Klobas, J.E.ORCID: 0000-0003-2146-7059 (1999) The role of user evaluation in design and ongoing development of a WWW browser-based interface to library and networked information resources at the University of Western Australia. In: ASIS 1999 Mid-Year Meeting: Evaluating and Using Networked INformation Resources and Services, 24 - 26 May 1999, Pasadena, California.


Over a period of two years, the Library at the University of Western Australia transformed the interface between users and library information resources from a simple on-line public access catalogue to a flexible, complex, and dynamic networked information resource (CygNET Online, <>.. Throughout this period, the development team monitored user response to the developing resource. This paper focuses on the methods used for formal evaluation of user response at two key stages: during a pilot implementation, and after one year’s implementation of the new resource across the full library system. The paper is illustrated with extracts from the evaluation instruments.

The formal evaluations were based on an established instrument for measurement of interface usability, the QUIS (developed by the Human-Computer Interaction Laboratory at the University of Maryland). The QUIS was combined with instruments to measure users' confidence and attitudes to use of CygNET Online. Additional items were included to confirm, from a larger sample of users, observations made by individuals in e-mailed comments and informal discussions. Users were also asked how they intended to use CygNET in the future. This enlarged set of items helped evaluators to identify the system and social characteristics most closely associated with future use and to recommend that developers concentrate their efforts on improving those characteristics.

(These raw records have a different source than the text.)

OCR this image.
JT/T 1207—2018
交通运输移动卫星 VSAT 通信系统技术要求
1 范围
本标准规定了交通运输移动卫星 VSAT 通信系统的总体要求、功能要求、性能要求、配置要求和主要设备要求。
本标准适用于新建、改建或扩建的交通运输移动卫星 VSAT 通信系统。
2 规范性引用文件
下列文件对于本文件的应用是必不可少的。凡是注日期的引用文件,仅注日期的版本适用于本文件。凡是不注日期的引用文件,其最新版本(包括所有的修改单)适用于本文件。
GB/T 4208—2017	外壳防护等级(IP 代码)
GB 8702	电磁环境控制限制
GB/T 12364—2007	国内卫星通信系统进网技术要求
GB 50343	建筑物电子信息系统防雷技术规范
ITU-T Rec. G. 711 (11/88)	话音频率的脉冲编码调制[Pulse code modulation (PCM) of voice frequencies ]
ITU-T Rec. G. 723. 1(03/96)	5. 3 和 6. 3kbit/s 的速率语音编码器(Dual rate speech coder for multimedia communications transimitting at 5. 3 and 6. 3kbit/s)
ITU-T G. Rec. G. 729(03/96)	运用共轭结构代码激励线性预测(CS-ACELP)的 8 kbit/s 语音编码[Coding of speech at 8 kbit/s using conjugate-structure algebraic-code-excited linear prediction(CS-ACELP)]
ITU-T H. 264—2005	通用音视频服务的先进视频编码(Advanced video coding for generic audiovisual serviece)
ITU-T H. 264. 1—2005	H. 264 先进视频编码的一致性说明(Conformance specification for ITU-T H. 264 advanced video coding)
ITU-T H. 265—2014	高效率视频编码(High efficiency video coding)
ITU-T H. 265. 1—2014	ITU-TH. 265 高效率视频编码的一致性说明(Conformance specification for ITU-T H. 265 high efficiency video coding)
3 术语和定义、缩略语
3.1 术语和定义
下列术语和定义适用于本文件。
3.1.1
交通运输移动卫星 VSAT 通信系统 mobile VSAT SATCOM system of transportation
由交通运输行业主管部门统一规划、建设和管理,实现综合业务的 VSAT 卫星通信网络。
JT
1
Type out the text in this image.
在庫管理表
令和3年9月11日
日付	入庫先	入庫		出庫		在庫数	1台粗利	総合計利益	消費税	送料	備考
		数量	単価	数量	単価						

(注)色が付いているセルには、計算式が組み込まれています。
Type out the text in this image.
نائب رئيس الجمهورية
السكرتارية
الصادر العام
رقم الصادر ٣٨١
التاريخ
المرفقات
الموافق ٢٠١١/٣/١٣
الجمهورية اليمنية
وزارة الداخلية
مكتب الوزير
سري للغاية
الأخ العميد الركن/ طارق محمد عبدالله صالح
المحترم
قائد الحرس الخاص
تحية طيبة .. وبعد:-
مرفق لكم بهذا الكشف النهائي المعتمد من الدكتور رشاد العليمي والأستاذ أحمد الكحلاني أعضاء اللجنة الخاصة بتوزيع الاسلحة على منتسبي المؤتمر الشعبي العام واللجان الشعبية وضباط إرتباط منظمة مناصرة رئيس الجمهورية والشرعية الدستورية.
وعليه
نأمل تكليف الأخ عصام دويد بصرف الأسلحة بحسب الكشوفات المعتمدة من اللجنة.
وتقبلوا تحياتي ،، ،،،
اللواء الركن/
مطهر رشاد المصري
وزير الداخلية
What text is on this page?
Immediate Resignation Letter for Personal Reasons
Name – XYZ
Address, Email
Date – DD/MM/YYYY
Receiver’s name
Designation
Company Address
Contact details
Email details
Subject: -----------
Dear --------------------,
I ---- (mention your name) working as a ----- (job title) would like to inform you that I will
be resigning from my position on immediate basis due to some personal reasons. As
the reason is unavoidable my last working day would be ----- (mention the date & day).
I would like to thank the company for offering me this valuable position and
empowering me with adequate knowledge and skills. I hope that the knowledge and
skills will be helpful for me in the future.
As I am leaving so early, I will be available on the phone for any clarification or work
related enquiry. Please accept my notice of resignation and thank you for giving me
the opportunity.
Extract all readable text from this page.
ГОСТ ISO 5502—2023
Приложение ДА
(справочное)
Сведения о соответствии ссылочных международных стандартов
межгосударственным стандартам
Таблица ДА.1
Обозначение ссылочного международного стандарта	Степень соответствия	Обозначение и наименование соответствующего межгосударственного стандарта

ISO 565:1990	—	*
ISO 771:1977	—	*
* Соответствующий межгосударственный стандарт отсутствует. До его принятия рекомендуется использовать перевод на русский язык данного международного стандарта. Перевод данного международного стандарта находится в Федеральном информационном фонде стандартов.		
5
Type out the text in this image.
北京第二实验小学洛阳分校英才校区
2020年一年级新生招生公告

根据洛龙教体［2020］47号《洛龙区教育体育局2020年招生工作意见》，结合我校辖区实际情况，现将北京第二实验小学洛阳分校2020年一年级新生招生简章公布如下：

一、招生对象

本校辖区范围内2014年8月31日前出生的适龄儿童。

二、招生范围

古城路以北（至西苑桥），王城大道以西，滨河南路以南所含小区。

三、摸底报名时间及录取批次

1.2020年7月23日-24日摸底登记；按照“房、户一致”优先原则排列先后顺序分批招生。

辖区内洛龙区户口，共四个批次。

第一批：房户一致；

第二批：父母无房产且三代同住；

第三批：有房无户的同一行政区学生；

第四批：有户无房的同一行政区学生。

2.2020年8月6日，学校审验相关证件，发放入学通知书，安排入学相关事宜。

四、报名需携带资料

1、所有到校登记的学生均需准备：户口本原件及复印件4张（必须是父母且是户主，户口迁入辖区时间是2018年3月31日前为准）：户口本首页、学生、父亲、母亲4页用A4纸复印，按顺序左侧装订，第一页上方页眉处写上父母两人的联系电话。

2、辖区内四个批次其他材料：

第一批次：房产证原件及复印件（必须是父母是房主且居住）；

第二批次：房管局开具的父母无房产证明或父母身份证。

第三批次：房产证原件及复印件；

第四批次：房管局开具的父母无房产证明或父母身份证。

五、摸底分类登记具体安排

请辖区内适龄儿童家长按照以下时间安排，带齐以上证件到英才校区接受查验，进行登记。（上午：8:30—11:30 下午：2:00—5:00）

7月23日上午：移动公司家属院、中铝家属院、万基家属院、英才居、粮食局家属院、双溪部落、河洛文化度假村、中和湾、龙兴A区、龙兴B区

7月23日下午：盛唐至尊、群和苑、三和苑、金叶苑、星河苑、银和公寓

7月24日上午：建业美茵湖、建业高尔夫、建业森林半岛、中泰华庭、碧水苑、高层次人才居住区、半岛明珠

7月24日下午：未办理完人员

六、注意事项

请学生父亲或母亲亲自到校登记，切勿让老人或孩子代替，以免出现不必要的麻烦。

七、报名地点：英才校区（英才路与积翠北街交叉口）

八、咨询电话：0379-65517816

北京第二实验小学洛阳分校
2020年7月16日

The CygNET Online interface was first implemented in parallel with the then existing Innopac online public access system during a six month pilot period in one of the university’s science libraries. Three months into the pilot period, CygNET users were asked to complete a survey form which included a QUIS for Innopac and a QUIS for CygNET. From this comparative evaluation, it was possible both to identify that users found the CygNET Online interface to electronic information resources an improvement over the Innopac interface, and to measure the extent to which they found it an improvement. Specific aspects of the interface and the context of use were identified as areas for improvement.

The success of the pilot implementation encouraged the Library’s management and staff to implement CygNET Online as the standard system-wide interface to information resources. One year after the pilot implementation (and 7 months after withdrawal of the text-based interface), the survey was repeated. In addition to questions which enabled comparison with earlier responses, questions which reflected learning and users’ comments during the year were added to the survey form. Improvements that had been implemented as the result of responses to the pilot study were well received, and new areas for improvement were identified.

Formal, systematic, evaluation in the field enabled the sponsors and developers of CygNET Online to gain a good understanding of users’ response to the networked information resource. By measuring users’ perceptions of the interface itself, their attitudes to its use, and characteristics of the context of use, and by identifying those characteristics of both resource and context that are most closely associated with use, they have been able to identify and to respond positively to users’ recommendations for improvement.